3. Mantra/Affirmation.
Used alone or in conjunction with the Stop Sign Visualization, a simple mantra can be an effective tool.
Consider a few affirming phrases to repeat during these moments. It should be something that rings true to you and can reassure you. For example, “I can manage,” “This will pass,” “There is no emergency,” or “It will all get done.” Experiment with the right mantra for yourself, and repeat it often.
4. “5-5-5”
This technique is often recommended for people in dissociative episodes, but is useful and applicable during times of everyday stress as well. The purpose is to generate an awareness of your sensory experience so that you can feel more grounded in your body.
It’s very simple. Name the things you are experiencing for each of the senses: Identify five things you can see, five things you can feel, five things you can hear, and five things you can smell. For taste, a sip of cold water is often enough to bring awareness to the body.
5. Core Rooting.
Take a moment to stand with your feet a little wider than hip-width apart. Visualize your body as a tree, with your torso representing the trunk and your feet representing the roots. Focus your attention on your core and scan down your legs until you reach your feet.

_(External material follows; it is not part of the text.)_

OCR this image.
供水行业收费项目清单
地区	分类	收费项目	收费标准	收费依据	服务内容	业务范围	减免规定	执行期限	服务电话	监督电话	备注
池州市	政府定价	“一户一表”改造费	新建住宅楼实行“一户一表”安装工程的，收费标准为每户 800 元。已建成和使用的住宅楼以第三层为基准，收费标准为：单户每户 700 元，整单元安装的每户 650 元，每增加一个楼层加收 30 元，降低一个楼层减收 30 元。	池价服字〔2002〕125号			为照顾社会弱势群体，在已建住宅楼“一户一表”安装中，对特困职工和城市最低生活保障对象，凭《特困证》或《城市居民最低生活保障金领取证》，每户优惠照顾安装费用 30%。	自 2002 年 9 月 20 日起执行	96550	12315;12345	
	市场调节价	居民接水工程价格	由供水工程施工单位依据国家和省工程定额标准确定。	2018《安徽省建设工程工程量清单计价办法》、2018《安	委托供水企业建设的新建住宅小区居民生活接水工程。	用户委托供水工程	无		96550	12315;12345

Notice the ground beneath your feet. Feel the strength of your body. You are not “scattered” anymore; you are right here.
When you are able to center yourself in times of distress, you will find that you work more efficiently, relate to others more easily, and feel an improvement in your physical health. Each of the above techniques can be employed anywhere and any time, in just a minute or two.
Experiment with one or all and see what feels right for you.
Life can get hectic, but these simple tools can bring you back to center so that you can enjoy it.